そこで、ヒッピー風の青年と仲良くなり、港についたところで、磯川警部と巡り合う。

警部は、港で死亡した死体について捜査をしていて、ちょうど金田一と出会ったために金田一にその死亡した男性が最後に残した録音メッセージを聞くことにする。

すると、その録音には「腰が繋がった双子、鵺の鳴く夜は気をつけろ」と録音してあった。

そして、その男性の名前は背広のネームから「青木」だと判明し、金田一は驚く。

青木とは、越智竜平から探して欲しいと頼まれていた人物であり、また警部の方も「越智」という名前に聞き覚えがあったらしい。

刑部島では、何があったのだろうか。

『悪霊島』は、犯人の動機がやや不明なサスペンス映画だった

というわけで『悪霊島』を観終わった。

まず最初の感想としては、

「犯人の動機がやや不明なサスペンス映画だなぁ」

という感じである。

うーん、色々とシーンごとの繋がりが微妙すぎて、物語に入りにくいのがまず一つ。

そして、最後に明かされる「一連の事件の秘密」も、正直いうとそこまで驚くようなものでもなかった。
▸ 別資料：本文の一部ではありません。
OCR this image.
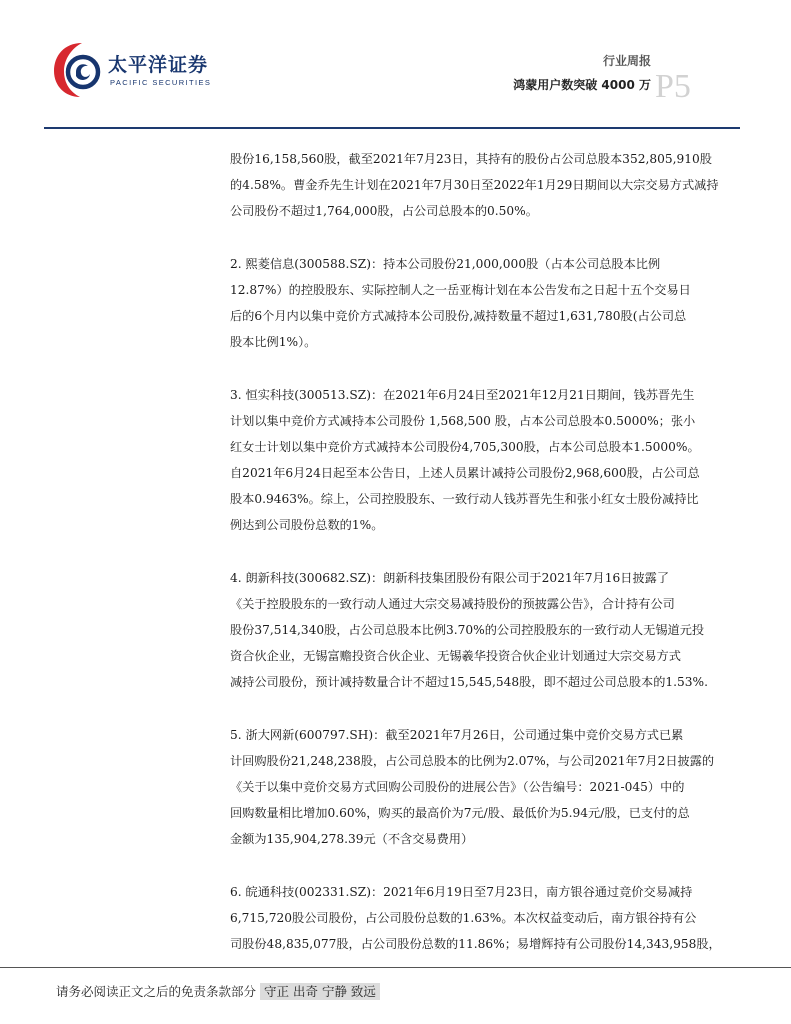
太平洋证券
PACIFIC SECURITIES
行业周报
鸿蒙用户数突破 4000 万 P5
股份16,158,560股，截至2021年7月23日，其持有的股份占公司总股本352,805,910股
的4.58%。曹金乔先生计划在2021年7月30日至2022年1月29日期间以大宗交易方式减持
公司股份不超过1,764,000股，占公司总股本的0.50%。
2. 熙菱信息(300588.SZ)：持本公司股份21,000,000股（占本公司总股本比例
12.87%）的控股股东、实际控制人之一岳亚梅计划在本公告发布之日起十五个交易日
后的6个月内以集中竞价方式减持本公司股份,减持数量不超过1,631,780股(占公司总
股本比例1%）。
3. 恒实科技(300513.SZ)：在2021年6月24日至2021年12月21日期间，钱苏晋先生
计划以集中竞价方式减持本公司股份 1,568,500 股，占本公司总股本0.5000%；张小
红女士计划以集中竞价方式减持本公司股份4,705,300股，占本公司总股本1.5000%。
自2021年6月24日起至本公告日，上述人员累计减持公司股份2,968,600股，占公司总
股本0.9463%。综上，公司控股股东、一致行动人钱苏晋先生和张小红女士股份减持比
例达到公司股份总数的1%。
4. 朗新科技(300682.SZ)：朗新科技集团股份有限公司于2021年7月16日披露了
《关于控股股东的一致行动人通过大宗交易减持股份的预披露公告》，合计持有公司
股份37,514,340股，占公司总股本比例3.70%的公司控股股东的一致行动人无锡道元投
资合伙企业，无锡富赡投资合伙企业、无锡羲华投资合伙企业计划通过大宗交易方式
减持公司股份，预计减持数量合计不超过15,545,548股，即不超过公司总股本的1.53%.
5. 浙大网新(600797.SH)：截至2021年7月26日，公司通过集中竞价交易方式已累
计回购股份21,248,238股，占公司总股本的比例为2.07%，与公司2021年7月2日披露的
《关于以集中竞价交易方式回购公司股份的进展公告》（公告编号：2021-045）中的
回购数量相比增加0.60%，购买的最高价为7元/股、最低价为5.94元/股，已支付的总
金额为135,904,278.39元（不含交易费用）
6. 皖通科技(002331.SZ)：2021年6月19日至7月23日，南方银谷通过竞价交易减持
6,715,720股公司股份，占公司股份总数的1.63%。本次权益变动后，南方银谷持有公
司股份48,835,077股，占公司股份总数的11.86%；易增辉持有公司股份14,343,958股，
请务必阅读正文之后的免责条款部分 守正 出奇 宁静 致远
これはおそらく、そこに至るまでのシーンがなかなかに軽薄なところが由来しているはずだ。

どうやら、『悪霊島』のオリジナル版(劇場公開版)は、もっと内容の濃かったものだったらしい。

しかし、私が今回鑑賞した編集版は、音楽使用権や倫理的に現代ではNGとなるような表現など、色々と問題があって編集されまくっているらしい。
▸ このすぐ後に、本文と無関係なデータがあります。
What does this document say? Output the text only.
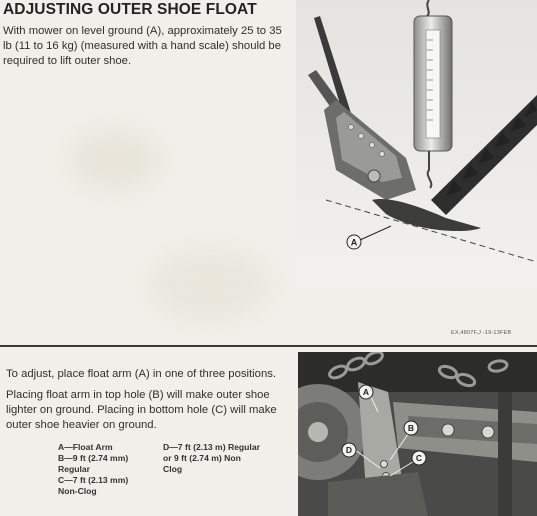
ADJUSTING OUTER SHOE FLOAT

With mower on level ground (A), approximately 25 to 35
lb (11 to 16 kg) (measured with a hand scale) should be
required to lift outer shoe.

A
EX,4807F,J -19-13FEB

To adjust, place float arm (A) in one of three positions.

Placing float arm in top hole (B) will make outer shoe
lighter on ground. Placing in bottom hole (C) will make
outer shoe heavier on ground.

A—Float Arm
B—9 ft (2.74 mm)
Regular
C—7 ft (2.13 mm)
Non-Clog
D—7 ft (2.13 m) Regular
or 9 ft (2.74 m) Non
Clog
A
B
D
C
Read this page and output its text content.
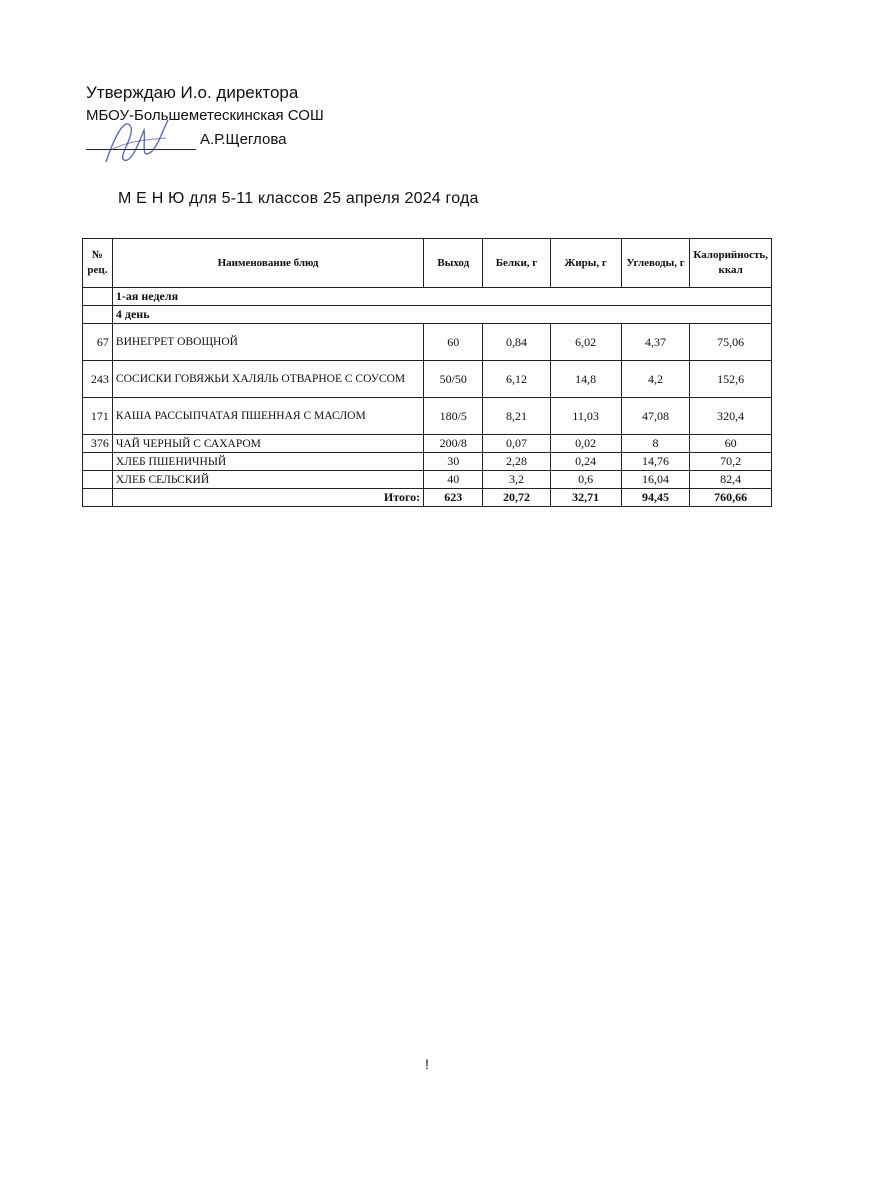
Утверждаю И.о. директора
МБОУ-Большеметескинская СОШ
А.Р.Щеглова
М Е Н Ю для 5-11 классов 25 апреля 2024 года
№ рец.	Наименование блюд	Выход	Белки, г	Жиры, г	Углеводы, г	Калорийность, ккал
	1-ая неделя					
	4 день					
67	ВИНЕГРЕТ ОВОЩНОЙ	60	0,84	6,02	4,37	75,06
243	СОСИСКИ ГОВЯЖЬИ ХАЛЯЛЬ ОТВАРНОЕ С СОУСОМ	50/50	6,12	14,8	4,2	152,6
171	КАША РАССЫПЧАТАЯ ПШЕННАЯ С МАСЛОМ	180/5	8,21	11,03	47,08	320,4
376	ЧАЙ ЧЕРНЫЙ С САХАРОМ	200/8	0,07	0,02	8	60
	ХЛЕБ ПШЕНИЧНЫЙ	30	2,28	0,24	14,76	70,2
	ХЛЕБ СЕЛЬСКИЙ	40	3,2	0,6	16,04	82,4
	Итого:	623	20,72	32,71	94,45	760,66
!
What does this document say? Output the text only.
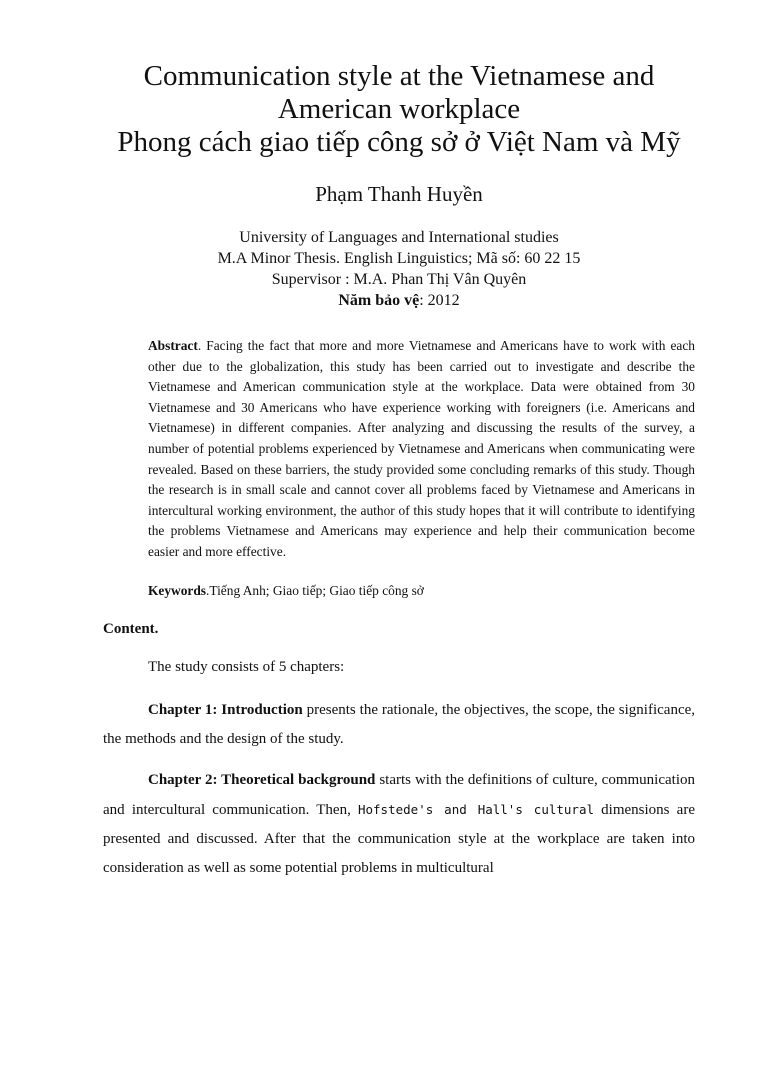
Communication style at the Vietnamese and
American workplace
Phong cách giao tiếp công sở ở Việt Nam và Mỹ
Phạm Thanh Huyền
University of Languages and International studies
M.A Minor Thesis. English Linguistics; Mã số: 60 22 15
Supervisor : M.A. Phan Thị Vân Quyên
Năm bảo vệ: 2012
Abstract. Facing the fact that more and more Vietnamese and Americans have to work with each other due to the globalization, this study has been carried out to investigate and describe the Vietnamese and American communication style at the workplace. Data were obtained from 30 Vietnamese and 30 Americans who have experience working with foreigners (i.e. Americans and Vietnamese) in different companies. After analyzing and discussing the results of the survey, a number of potential problems experienced by Vietnamese and Americans when communicating were revealed. Based on these barriers, the study provided some concluding remarks of this study. Though the research is in small scale and cannot cover all problems faced by Vietnamese and Americans in intercultural working environment, the author of this study hopes that it will contribute to identifying the problems Vietnamese and Americans may experience and help their communication become easier and more effective.
Keywords.Tiếng Anh; Giao tiếp; Giao tiếp công sở
Content.
The study consists of 5 chapters:
Chapter 1: Introduction presents the rationale, the objectives, the scope, the significance, the methods and the design of the study.
Chapter 2: Theoretical background starts with the definitions of culture, communication and intercultural communication. Then, Hofstede's and Hall's cultural dimensions are presented and discussed. After that the communication style at the workplace are taken into consideration as well as some potential problems in multicultural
手塚治虫の『火の鳥』の朝日ソノラマ版と講談社版で収録されている内容が違うかのように、『悪霊島』もそういう背景によって今回のような…おそらく監督としては不本意な出来になってしまったと思われる。

『悪霊島』の良い点

『悪霊島』の良い点は、金田一耕助役の鹿賀丈史と、巴を演じた岩下志麻の演技力だろう。

鹿賀丈史がかなりハマり役だったし、岩下志麻の妖艶な感じが絶妙だった。

『悪霊島』の悪い点

『悪霊島』の悪い点は、これは前述のように編集版に限ってのことだが、とにかく推理にたどり着くまでにかなり軽薄なシーンが多すぎて、せっかくの推理が台無しになっている点だろう。
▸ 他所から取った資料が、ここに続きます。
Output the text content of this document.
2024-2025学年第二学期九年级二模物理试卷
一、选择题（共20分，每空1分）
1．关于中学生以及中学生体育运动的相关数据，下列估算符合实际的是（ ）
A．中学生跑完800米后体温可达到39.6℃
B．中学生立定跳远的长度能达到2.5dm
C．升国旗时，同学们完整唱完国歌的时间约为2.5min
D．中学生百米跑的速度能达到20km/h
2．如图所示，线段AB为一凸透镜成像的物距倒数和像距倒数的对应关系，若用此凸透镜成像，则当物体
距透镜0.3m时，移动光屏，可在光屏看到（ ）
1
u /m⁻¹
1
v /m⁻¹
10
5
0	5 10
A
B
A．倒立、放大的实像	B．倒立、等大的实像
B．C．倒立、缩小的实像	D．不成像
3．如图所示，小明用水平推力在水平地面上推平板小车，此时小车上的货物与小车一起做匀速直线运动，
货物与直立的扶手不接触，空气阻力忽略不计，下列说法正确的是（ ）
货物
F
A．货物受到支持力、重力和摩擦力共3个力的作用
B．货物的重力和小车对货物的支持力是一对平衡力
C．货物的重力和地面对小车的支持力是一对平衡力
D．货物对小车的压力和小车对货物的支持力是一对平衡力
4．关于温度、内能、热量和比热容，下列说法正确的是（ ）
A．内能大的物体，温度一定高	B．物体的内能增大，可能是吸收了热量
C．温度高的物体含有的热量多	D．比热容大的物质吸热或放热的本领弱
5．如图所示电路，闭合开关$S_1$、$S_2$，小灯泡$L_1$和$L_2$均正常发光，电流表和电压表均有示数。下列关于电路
例えば、雨の中でなぜ刑部大膳が藁の羽織りなどを着て立っていたのか…もよくわからなかったし。

辻褄がカットされすぎてて、消化不良で終わってしまうのが『悪霊島』の痛い点だろう。

『悪霊島』を総合評価するなら?

『悪霊島』を総合評価するなら、星5中の星2評価である。

うーん、惜しい。

これは幻となってしまっている劇場公開版を見たい気持ちが強い。

今回見た編集版はやはり軽薄な感じがして推理しようにも犯人の意図を汲み取れないので、面白みを感じない。

『悪霊島』はどんな人にオススメ?

『悪霊島』は、金田一耕助シリーズが好きな人におすすめしておこう。

終わりに

『悪霊島』についてレビューしてきた。

特に言いたいこともないのでこの辺で終わろう。